Не помнит, как в дом вкатилась, по ступенькам крылечным ползком, до двери по мосту катком, лица от испуга на ней нет. Гостей-то всех переполошила. Ладит: в сарайке домовой углями тешится, залез в мешок да в мешке по сараю катается.
Дормидора не боялась ни леших, ни домовых, взяла фонарь, шаль накинула да в сарай. Федосья за ней. Открыли дверь, а куль с углями лежит спокойно на полу. Пнула Дормидора, угли в кулю зазвенели. И говорит она кухарке:
— Ну какой дурак в куль с углями полезет? Разве только за провинность какого дурака, в куль засунули?
Не успела договорить, куль и заворочался, покатился от поленницы к двери, прямо бабам под ноги. Куда смелость у Дормидорушки делась, подобрала она подол повыше да давай бог ноги из сарая. Федосья за ней. Бегут по лестнице, спотыкаются, накрик кричат:
— Домовой в угольный куль залез!
— Беги на фабрику за отцом, зови скорее, — посылает Дормидора вторую дочь за Демидычем.
Гости в сарай итти боятся. Слух до соседей дошел: у Демидыча домовой в угольном куле застрял.
Полон двор народу набралось, у кого сковородник в руках, у кого тяпка, а кто и со скалкой. Сунуться в сарай боятся. Федосье велят ладану щепотку зажечь да в сарай бросить. Дормидора советует с иконой три раза вокруг сарая обойти. Соседка на своем стоит: скорее за протодьяконом бежать надо. А кто и в управу заявить советует. А гости ладят:
— Ладно, вот сейчас сам Демидыч прибежит, он умеет домовых без креста и ладана выкуривать.
Ждать-пождать, Демидыча нет и нет. Глянули с фонарем: в сарай, а куль лежит, не шелохнется.
Кто-то и скажи из соседей: облить куль керосином, подцепить багром, вытащить на двор, да и сжечь. Не успели посоветовать, и завозился домовой в куле. Все от сарая вон.
Вдруг слышат, на слободке бубенцы зазвенели. Подкатывает к воротам сам пристав в коляске. На шинели пуговицы начищены — светятся, шашка с пистолью на боку. Водкой от пристава попахивает. Кучер впереди, а пристав на мягком сиденьи развалился.

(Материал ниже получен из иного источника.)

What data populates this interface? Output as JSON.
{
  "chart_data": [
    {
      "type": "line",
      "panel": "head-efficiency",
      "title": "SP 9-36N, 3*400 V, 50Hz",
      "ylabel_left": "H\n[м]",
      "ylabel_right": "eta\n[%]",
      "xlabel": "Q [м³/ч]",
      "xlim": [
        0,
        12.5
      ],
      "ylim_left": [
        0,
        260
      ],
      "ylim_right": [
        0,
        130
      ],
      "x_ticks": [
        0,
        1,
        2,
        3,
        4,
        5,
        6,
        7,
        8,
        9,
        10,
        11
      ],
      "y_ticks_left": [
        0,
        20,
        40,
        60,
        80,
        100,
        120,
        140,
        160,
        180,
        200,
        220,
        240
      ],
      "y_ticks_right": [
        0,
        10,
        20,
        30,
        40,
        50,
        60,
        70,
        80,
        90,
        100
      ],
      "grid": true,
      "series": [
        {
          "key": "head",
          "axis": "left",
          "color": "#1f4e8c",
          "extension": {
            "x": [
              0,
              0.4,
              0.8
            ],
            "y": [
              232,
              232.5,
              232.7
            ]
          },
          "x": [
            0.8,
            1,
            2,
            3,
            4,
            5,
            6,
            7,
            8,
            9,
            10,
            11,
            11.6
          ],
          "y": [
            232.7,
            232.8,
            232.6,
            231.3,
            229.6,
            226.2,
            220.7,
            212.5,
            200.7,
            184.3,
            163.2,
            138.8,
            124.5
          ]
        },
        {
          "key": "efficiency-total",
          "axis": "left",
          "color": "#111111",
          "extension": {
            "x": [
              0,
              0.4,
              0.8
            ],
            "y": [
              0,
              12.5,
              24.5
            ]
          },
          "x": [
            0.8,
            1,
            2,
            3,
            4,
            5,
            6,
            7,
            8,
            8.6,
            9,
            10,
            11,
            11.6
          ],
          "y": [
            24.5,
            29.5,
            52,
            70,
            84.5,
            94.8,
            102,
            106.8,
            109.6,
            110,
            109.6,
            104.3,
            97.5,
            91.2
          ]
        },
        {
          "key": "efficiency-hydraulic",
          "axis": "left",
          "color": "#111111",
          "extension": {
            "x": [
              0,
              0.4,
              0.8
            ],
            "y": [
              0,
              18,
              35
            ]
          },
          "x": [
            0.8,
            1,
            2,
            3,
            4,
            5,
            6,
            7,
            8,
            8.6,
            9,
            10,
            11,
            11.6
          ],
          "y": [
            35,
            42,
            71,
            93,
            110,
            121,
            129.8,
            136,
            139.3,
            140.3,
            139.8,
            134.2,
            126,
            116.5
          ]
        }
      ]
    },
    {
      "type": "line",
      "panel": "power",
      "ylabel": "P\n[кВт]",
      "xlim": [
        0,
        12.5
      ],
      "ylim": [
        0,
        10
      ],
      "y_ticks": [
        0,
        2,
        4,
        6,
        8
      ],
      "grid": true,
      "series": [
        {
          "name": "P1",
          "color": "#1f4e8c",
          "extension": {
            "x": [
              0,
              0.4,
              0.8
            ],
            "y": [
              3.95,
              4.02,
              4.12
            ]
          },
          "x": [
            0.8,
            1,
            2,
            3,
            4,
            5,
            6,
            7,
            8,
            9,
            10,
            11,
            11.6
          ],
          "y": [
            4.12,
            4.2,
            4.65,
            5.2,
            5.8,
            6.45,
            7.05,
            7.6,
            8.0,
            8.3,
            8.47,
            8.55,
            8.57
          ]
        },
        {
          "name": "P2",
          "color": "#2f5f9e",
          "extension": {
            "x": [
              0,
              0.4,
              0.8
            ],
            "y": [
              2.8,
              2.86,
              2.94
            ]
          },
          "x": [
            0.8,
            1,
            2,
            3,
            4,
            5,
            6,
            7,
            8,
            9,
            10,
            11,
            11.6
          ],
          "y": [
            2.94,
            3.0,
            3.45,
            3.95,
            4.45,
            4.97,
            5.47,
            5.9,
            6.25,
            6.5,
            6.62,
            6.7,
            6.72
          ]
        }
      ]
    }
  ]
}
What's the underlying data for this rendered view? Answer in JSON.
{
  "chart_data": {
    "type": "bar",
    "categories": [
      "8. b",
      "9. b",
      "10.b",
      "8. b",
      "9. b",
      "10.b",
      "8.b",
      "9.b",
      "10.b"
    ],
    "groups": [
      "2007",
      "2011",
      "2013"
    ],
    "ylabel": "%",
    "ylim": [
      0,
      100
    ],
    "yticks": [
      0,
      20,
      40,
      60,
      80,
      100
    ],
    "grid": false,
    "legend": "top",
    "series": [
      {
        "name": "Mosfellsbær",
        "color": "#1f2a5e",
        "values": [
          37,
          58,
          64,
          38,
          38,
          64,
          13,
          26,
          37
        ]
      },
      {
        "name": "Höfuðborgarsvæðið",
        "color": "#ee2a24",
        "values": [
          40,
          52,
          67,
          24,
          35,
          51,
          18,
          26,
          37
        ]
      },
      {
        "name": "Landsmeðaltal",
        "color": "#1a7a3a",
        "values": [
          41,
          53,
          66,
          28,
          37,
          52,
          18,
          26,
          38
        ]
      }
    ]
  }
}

— Шапки долой! — кричит он перво-наперво.
Прямо во двор вкатил, повернулся в коляске, одной рукой о кучерово сиденье оперся, другой усы покручивает. Важно так подбоченился, а глаза сверкают, рыжими усами двигает. Сидя в коляске, как зыкнет:
— Где он?
— Тама, тама, он, окаянный. Около дров катается, в куле.
— Не окаянный нужен мне, где хозяин, я спрашиваю?
— Хозяин-то наш, батюшка. Клим-то Демидыч не пришел с фабрики, все работает.
Спрыгнул пристав с коляски, взял свечу, пошел в сарай вместе с кучером, за ними и народ. Толкутся, у двери, а в куле что-то шевелится.
— Развязывай! — приказывает пристав кучеру, у самого шашка, наголо.
— Да воскреснет бог и расточатся врази его, — прочитал кучер и стал мочало распутывать. Сначала попинал домового в куле.
А кучер здоровый был, развязал куль, взял за углы да как тряхнет, и вытряхнул вместе с углями из куля Демидыча. Он и впрямь был на всех чертей похож, чернее трубочиста, увалялся, в куле катаясь.
А кто его в куль заладил, догадаться не трудно.
С тех пор как шелковый стал Демидыч по фабрике ходить и трость черемухову за сундук забросил.